From Prototype to Framework


 The Journey Behind My Miner Game


My project started as a small experiment: a fixed-board card game prototype. The goal was simple  make something playable. But very quickly, the project began to evolve in unexpected ways.

1. When a Simple Prototype Stops Being Simple

As soon as I started coding, bigger questions appeared:

  • How should actions be organized?

  • How should components behave?

  • How can I write this so it won’t break later?

  • Can this code be useful for future games?

Trying to answer these questions pulled me out of “quick prototype” mode and into deeper architectural thinking. I didn’t want rushed, messy code that would cause problems later  I’d been there before. But trying to avoid future problems too early created its own kind of paralysis.

I kept aiming for a solid foundation I could reuse, but that ambition constantly pushed me backward. Every step forward exposed my own imperfections and stirred up the familiar anxiety of not being good enough. I’ve spent more time worrying about how to express this than actually building the next part of the game. Writing this is my way of breaking that cycle and taking the next step.

Where I Am Now

Many commits later, the project has transformed:

  • The card-game idea is gone no more tapping, to give way to the  WASD movement.

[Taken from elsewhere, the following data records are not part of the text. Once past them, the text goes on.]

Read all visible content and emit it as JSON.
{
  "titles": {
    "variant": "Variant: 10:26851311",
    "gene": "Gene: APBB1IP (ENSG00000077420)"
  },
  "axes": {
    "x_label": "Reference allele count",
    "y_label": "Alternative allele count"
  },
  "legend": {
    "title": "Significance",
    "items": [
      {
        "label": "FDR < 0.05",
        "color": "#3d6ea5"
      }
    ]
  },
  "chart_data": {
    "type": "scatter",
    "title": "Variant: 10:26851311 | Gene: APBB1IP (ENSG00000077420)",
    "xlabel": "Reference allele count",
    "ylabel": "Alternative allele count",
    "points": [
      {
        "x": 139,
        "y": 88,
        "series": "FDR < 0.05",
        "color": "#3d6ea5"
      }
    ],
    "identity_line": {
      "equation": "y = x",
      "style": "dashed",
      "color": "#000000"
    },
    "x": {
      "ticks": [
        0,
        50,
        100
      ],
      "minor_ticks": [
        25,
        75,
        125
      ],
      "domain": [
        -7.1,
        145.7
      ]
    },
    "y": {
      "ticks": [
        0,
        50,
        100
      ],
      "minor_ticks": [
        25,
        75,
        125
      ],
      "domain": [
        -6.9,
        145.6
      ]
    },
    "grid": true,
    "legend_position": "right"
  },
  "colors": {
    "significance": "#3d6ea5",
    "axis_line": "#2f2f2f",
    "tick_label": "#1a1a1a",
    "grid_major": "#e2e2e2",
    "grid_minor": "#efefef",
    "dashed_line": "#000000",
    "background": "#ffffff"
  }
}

  • Instead of messy random generation, I now load levels from a simple ASCII map file.

  • Each symbol in the file maps to a tile or object in the game, giving me a clean, controllable way to build levels.

  • Two core state machines one for the game flow  and another one for better control sprite animations. 

This project has changed shapes more than I expected, but each shift has pushed it toward a clearer structure and a better game. I’m still building, still learning, and now finally moving with purpose instead of getting stuck in the details. The miner game is taking form  and so is the foundation for whatever comes next.